Second, with regard to measuring SRG, as described above, most investigations have used SRG measurement tools that are limited to positive changes, such as growth and benefit. However, some studies have reported that negative cognitive changes and experiences of loss apparently occur in response to illness[34]. Additionally, it has been asserted that negative survey items should be used as filler items in studies on growth and benefit owing to the high degree of social desirability bias.[35] Several studies on SRG have therefore simultaneously investigated positive and negative changes. For example, one study of HIV-positive participants developed a 10-item scale called the Impact on Self-Concept Scale; it comprised two subscales, one with seven items on self-loss and the other with three items on self-growth[36]. Another study of child patients with serious illnesses, rather than HIV-positive participants, developed and implemented an SRGS with two subscales of perceived benefit and perceived burden[35].
When psychological strength, partner bonding, and other such concepts are investigated, they have been found to grow stronger, become weaker, or remain the same after a traumatic event. Such cognitive changes could therefore be measured on a single axis with “no change” as the starting point. In fact, in the study on Japanese PLWH where HIV was caused by contaminated blood products, mentioned above, SRG was measured on a single axis.[37] We employed the same scale in the present study; rather than just assessing growth and benefit, we applied the concept of “perceived positive-negative change,” allowing measurement of negative changes on one axis.

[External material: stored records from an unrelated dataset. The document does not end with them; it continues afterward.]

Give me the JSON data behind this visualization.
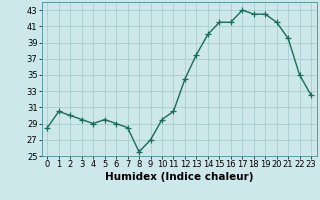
{
  "x": [
    0,
    1,
    2,
    3,
    4,
    5,
    6,
    7,
    8,
    9,
    10,
    11,
    12,
    13,
    14,
    15,
    16,
    17,
    18,
    19,
    20,
    21,
    22,
    23
  ],
  "y": [
    28.5,
    30.5,
    30.0,
    29.5,
    29.0,
    29.5,
    29.0,
    28.5,
    25.5,
    27.0,
    29.5,
    30.5,
    34.5,
    37.5,
    40.0,
    41.5,
    41.5,
    43.0,
    42.5,
    42.5,
    41.5,
    39.5,
    35.0,
    32.5
  ],
  "line_color": "#1a6b5a",
  "marker": "+",
  "markersize": 4,
  "linewidth": 1.0,
  "xlabel": "Humidex (Indice chaleur)",
  "xlim": [
    -0.5,
    23.5
  ],
  "ylim": [
    25,
    44
  ],
  "yticks": [
    25,
    27,
    29,
    31,
    33,
    35,
    37,
    39,
    41,
    43
  ],
  "xtick_labels": [
    "0",
    "1",
    "2",
    "3",
    "4",
    "5",
    "6",
    "7",
    "8",
    "9",
    "10",
    "11",
    "12",
    "13",
    "14",
    "15",
    "16",
    "17",
    "18",
    "19",
    "20",
    "21",
    "22",
    "23"
  ],
  "bg_color": "#cde8eb",
  "grid_color": "#aacdd2",
  "label_fontsize": 7.5,
  "tick_fontsize": 6.0
}
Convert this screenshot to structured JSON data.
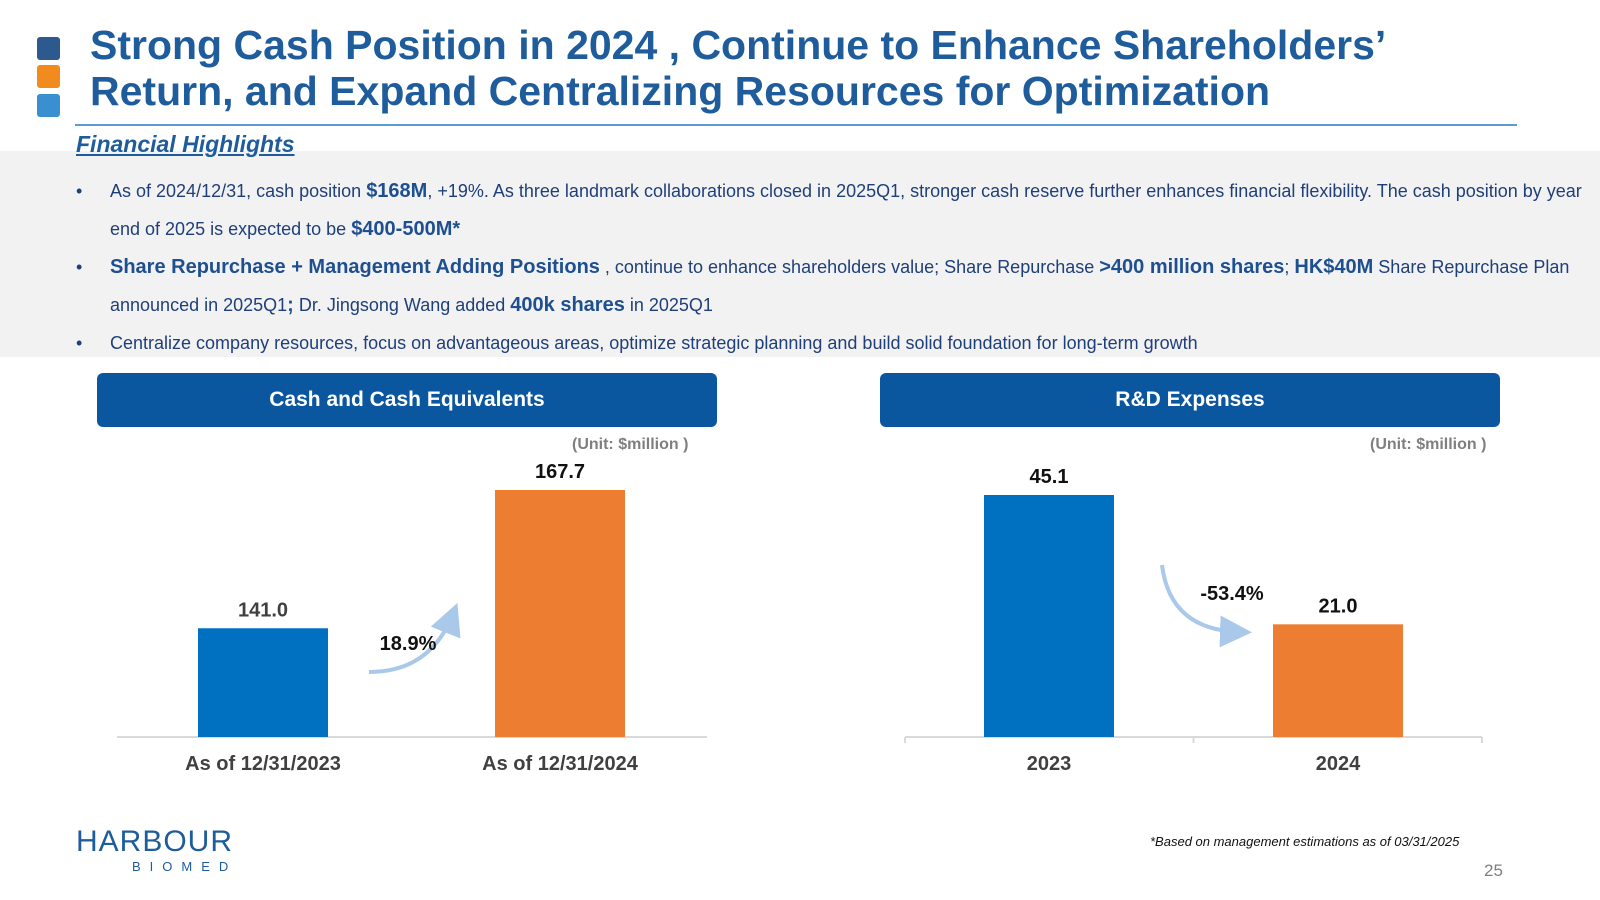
{
  "title": {
    "line1": "Strong Cash Position in 2024 , Continue to Enhance Shareholders’",
    "line2": "Return, and Expand Centralizing Resources for Optimization"
  },
  "colors": {
    "square1": "#2c5a8e",
    "square2": "#f28b1e",
    "square3": "#3a8fd1",
    "blue": "#0070c0",
    "orange": "#ed7d31"
  },
  "highlights": {
    "heading": "Financial Highlights",
    "bullet_char": "•",
    "b1": {
      "t1": "As of 2024/12/31, cash position ",
      "b1": "$168M",
      "t2": ", +19%. As three landmark collaborations closed in 2025Q1, stronger cash reserve further enhances financial flexibility. The cash position by year end of 2025 is expected to be ",
      "b2": "$400-500M*"
    },
    "b2": {
      "b1": "Share Repurchase + Management Adding Positions",
      "t1": " , continue to enhance shareholders value; Share Repurchase ",
      "b2": ">400 million shares",
      "t2": "; ",
      "b3": "HK$40M",
      "t3": " Share Repurchase Plan announced in 2025Q1",
      "b4": ";",
      "t4": " Dr. Jingsong Wang added ",
      "b5": "400k shares",
      "t5": " in 2025Q1"
    },
    "b3": {
      "t1": "Centralize company resources, focus on advantageous areas, optimize strategic planning and build solid foundation for long-term growth"
    }
  },
  "chart_data": [
    {
      "type": "bar",
      "title": "Cash and Cash Equivalents",
      "unit": "(Unit:  $million )",
      "categories": [
        "As of 12/31/2023",
        "As of 12/31/2024"
      ],
      "values": [
        141.0,
        167.7
      ],
      "labels": [
        "141.0",
        "167.7"
      ],
      "change_label": "18.9%",
      "ylim": [
        120,
        175
      ]
    },
    {
      "type": "bar",
      "title": "R&D Expenses",
      "unit": "(Unit:  $million )",
      "categories": [
        "2023",
        "2024"
      ],
      "values": [
        45.1,
        21.0
      ],
      "labels": [
        "45.1",
        "21.0"
      ],
      "change_label": "-53.4%",
      "ylim": [
        0,
        50
      ]
    }
  ],
  "logo": {
    "main": "HARBOUR",
    "sub": "BIOMED"
  },
  "footnote": "*Based on management estimations as of 03/31/2025",
  "page_number": "25"
}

Third, many studies have treated SRG as a single factor; thus, the relationship among its component elements have hitherto not been sufficiently elucidated. For example, the three elements suggested by Tedeschi and Calhoun (self-perception, interpersonal relationships, and philosophy of life) are strongly correlated as sub-concepts in the construct of SRG[18]. However, it is possible that those elements may function independently, i.e., some people may exhibit improvements in terms of self-perception but deterioration with interpersonal relationships. Further, an examination of the subscales should clarify correlations among them; it should also allow additional practical applications by providing more specific and concrete conceptual details.
Fourth, the effect of the time since HIV diagnosis on the extent of SRG has not been adequately investigated. Calhoun et al. theoretically demonstrated that the extent of generated SRG differs both quantitatively and qualitatively according to the length of time that passed since a traumatic event[38]. However, those studies were not limited to HIV-positive participants; they did not clarify how the time since the event was confirmed. To investigate the measurement and functions of SRG and apply study results to on-site practice, it is necessary to address the duration since the event.

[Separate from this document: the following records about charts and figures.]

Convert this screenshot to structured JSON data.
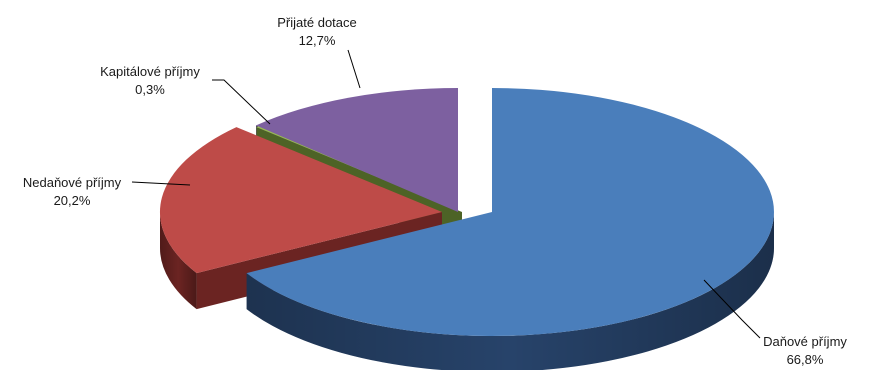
{
  "chart_data": {
    "type": "pie",
    "title": "",
    "legend": "none",
    "slices": [
      {
        "name": "Daňové příjmy",
        "value": 66.8,
        "label": "66,8%",
        "color": "#4a7ebb",
        "side": "#27436a"
      },
      {
        "name": "Nedaňové příjmy",
        "value": 20.2,
        "label": "20,2%",
        "color": "#be4b48",
        "side": "#6b2422"
      },
      {
        "name": "Kapitálové příjmy",
        "value": 0.3,
        "label": "0,3%",
        "color": "#98b954",
        "side": "#4d6326"
      },
      {
        "name": "Přijaté dotace",
        "value": 12.7,
        "label": "12,7%",
        "color": "#7d60a0",
        "side": "#3e2e55"
      }
    ]
  }
}
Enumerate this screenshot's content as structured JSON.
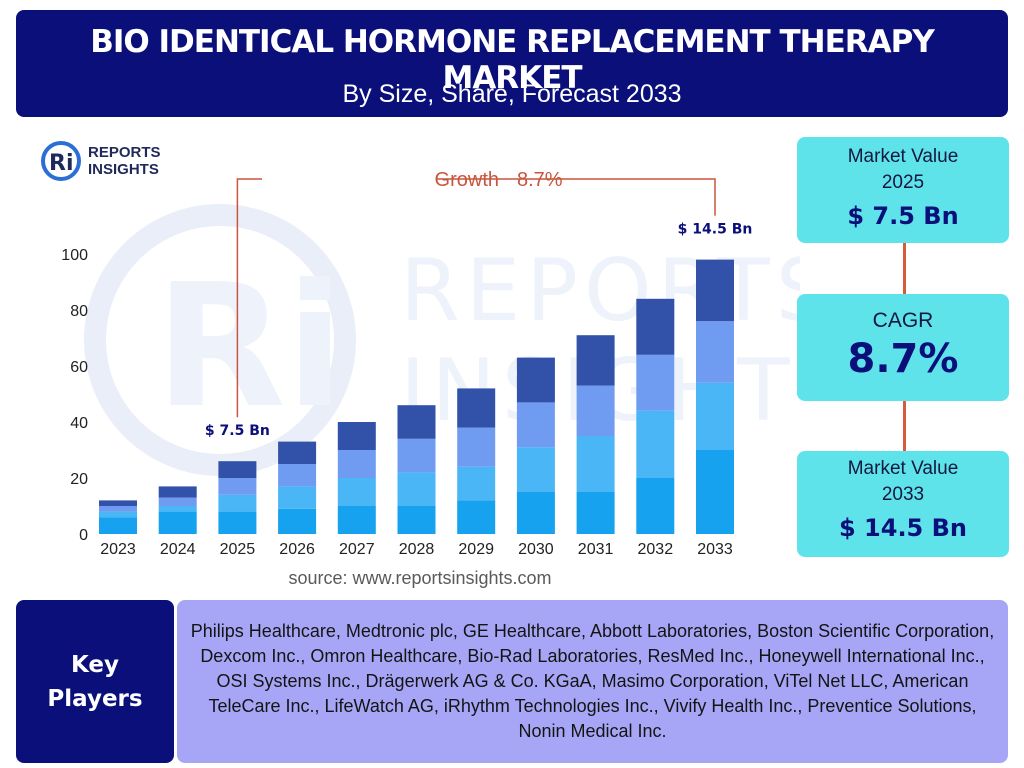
{
  "header": {
    "title": "BIO IDENTICAL HORMONE REPLACEMENT THERAPY MARKET",
    "subtitle": "By Size, Share, Forecast 2033"
  },
  "logo": {
    "line1": "REPORTS",
    "line2": "INSIGHTS"
  },
  "watermark": {
    "line1": "REPORTS",
    "line2": "INSIGHTS"
  },
  "chart_data": {
    "type": "bar",
    "stacked": true,
    "categories": [
      "2023",
      "2024",
      "2025",
      "2026",
      "2027",
      "2028",
      "2029",
      "2030",
      "2031",
      "2032",
      "2033"
    ],
    "series": [
      {
        "values": [
          6,
          8,
          8,
          9,
          10,
          10,
          12,
          15,
          15,
          20,
          30
        ]
      },
      {
        "values": [
          2,
          2,
          6,
          8,
          10,
          12,
          12,
          16,
          20,
          24,
          24
        ]
      },
      {
        "values": [
          2,
          3,
          6,
          8,
          10,
          12,
          14,
          16,
          18,
          20,
          22
        ]
      },
      {
        "values": [
          2,
          4,
          6,
          8,
          10,
          12,
          14,
          16,
          18,
          20,
          22
        ]
      }
    ],
    "ylim": [
      0,
      100
    ],
    "yticks": [
      0,
      20,
      40,
      60,
      80,
      100
    ],
    "growth_label": "Growth",
    "growth_value": "8.7%",
    "annotations": [
      {
        "category": "2025",
        "label": "$ 7.5 Bn"
      },
      {
        "category": "2033",
        "label": "$ 14.5 Bn"
      }
    ],
    "colors": [
      "#16a2ef",
      "#4ab6f6",
      "#6f9cf1",
      "#3152a8"
    ],
    "growth_color": "#c8553d",
    "grid": false
  },
  "source": "source: www.reportsinsights.com",
  "stats": {
    "value_2025_label": "Market Value",
    "value_2025_year": "2025",
    "value_2025": "$ 7.5 Bn",
    "cagr_label": "CAGR",
    "cagr_value": "8.7%",
    "value_2033_label": "Market Value",
    "value_2033_year": "2033",
    "value_2033": "$ 14.5 Bn"
  },
  "players": {
    "label_line1": "Key",
    "label_line2": "Players",
    "list": "Philips Healthcare, Medtronic plc, GE Healthcare, Abbott Laboratories, Boston Scientific Corporation, Dexcom Inc., Omron Healthcare, Bio-Rad Laboratories, ResMed Inc., Honeywell International Inc., OSI Systems Inc., Drägerwerk AG & Co. KGaA, Masimo Corporation, ViTel Net LLC, American TeleCare Inc., LifeWatch AG, iRhythm Technologies Inc., Vivify Health Inc., Preventice Solutions, Nonin Medical Inc."
  },
  "theme": {
    "navy": "#0b0f7a",
    "cyan": "#5fe3ea",
    "lavender": "#a7a6f6",
    "connector": "#d65a3c"
  }
}
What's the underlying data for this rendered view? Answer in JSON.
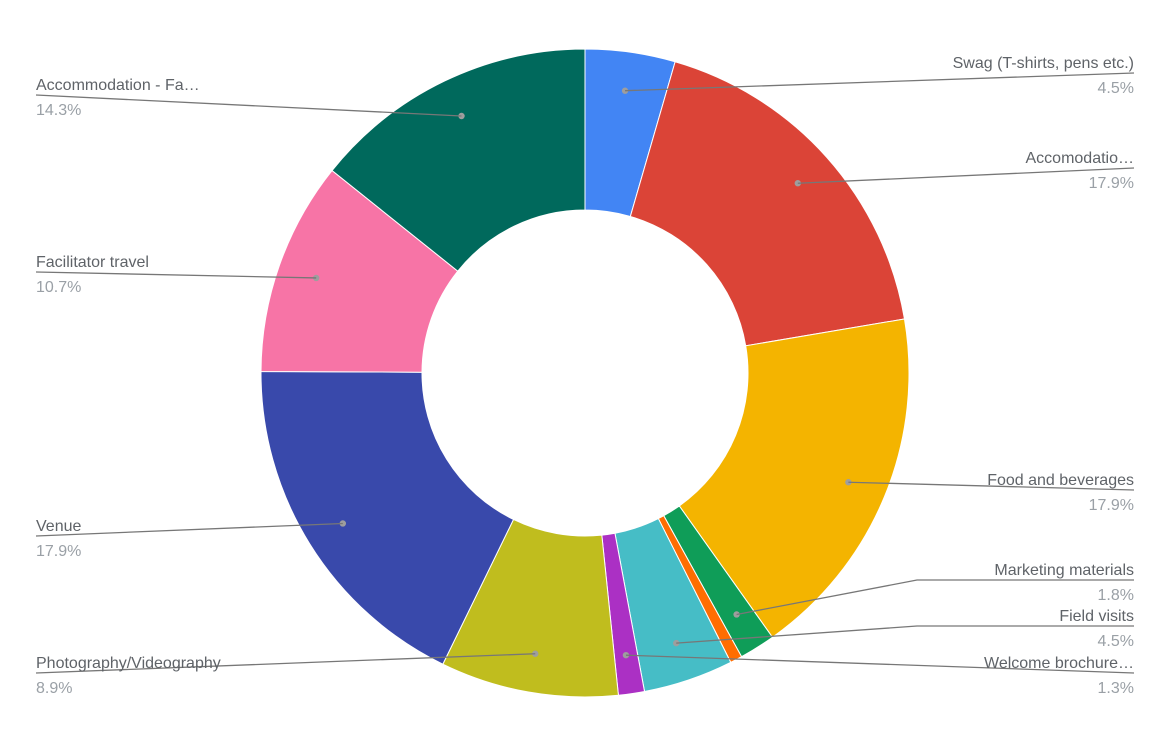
{
  "chart_data": {
    "type": "pie",
    "variant": "donut",
    "slices": [
      {
        "label": "Swag (T-shirts, pens etc.)",
        "value": 4.5,
        "percent_label": "4.5%",
        "color": "#4285f4"
      },
      {
        "label": "Accomodatio…",
        "value": 17.9,
        "percent_label": "17.9%",
        "color": "#db4437"
      },
      {
        "label": "Food and beverages",
        "value": 17.9,
        "percent_label": "17.9%",
        "color": "#f4b400"
      },
      {
        "label": "Marketing materials",
        "value": 1.8,
        "percent_label": "1.8%",
        "color": "#0f9d58"
      },
      {
        "label": "",
        "value": 0.6,
        "percent_label": "",
        "color": "#ff6d01"
      },
      {
        "label": "Field visits",
        "value": 4.5,
        "percent_label": "4.5%",
        "color": "#46bdc6"
      },
      {
        "label": "Welcome brochure…",
        "value": 1.3,
        "percent_label": "1.3%",
        "color": "#ab30c4"
      },
      {
        "label": "Photography/Videography",
        "value": 8.9,
        "percent_label": "8.9%",
        "color": "#c0bd1e"
      },
      {
        "label": "Venue",
        "value": 17.9,
        "percent_label": "17.9%",
        "color": "#3949ab"
      },
      {
        "label": "Facilitator travel",
        "value": 10.7,
        "percent_label": "10.7%",
        "color": "#f774a6"
      },
      {
        "label": "Accommodation - Fa…",
        "value": 14.3,
        "percent_label": "14.3%",
        "color": "#00695c"
      }
    ],
    "legend": "none",
    "labels": "outside-with-leader-lines"
  }
}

Fifth, there is a lack of Japanese studies in this area. Notably, no investigations on SRG in PLWH have been undertaken; the exception is one report in which an association was found between SRG and depression in PLWH where HIV was caused by contaminated blood products[37].
On the basis of the above discussion, this study aimed to clarify the following three points among PLWH. First, we aimed to verify the three-factor model of stress-related growth scales. Second, we attempted to confirm the relationship impact between subscales of stress-related growth and mental health. Third, we aimed to confirm the relationships between subscales of stress-related growth and somatic symptoms. We also examined differences in the effects of stress-related growth on health by time since HIV diagnosis.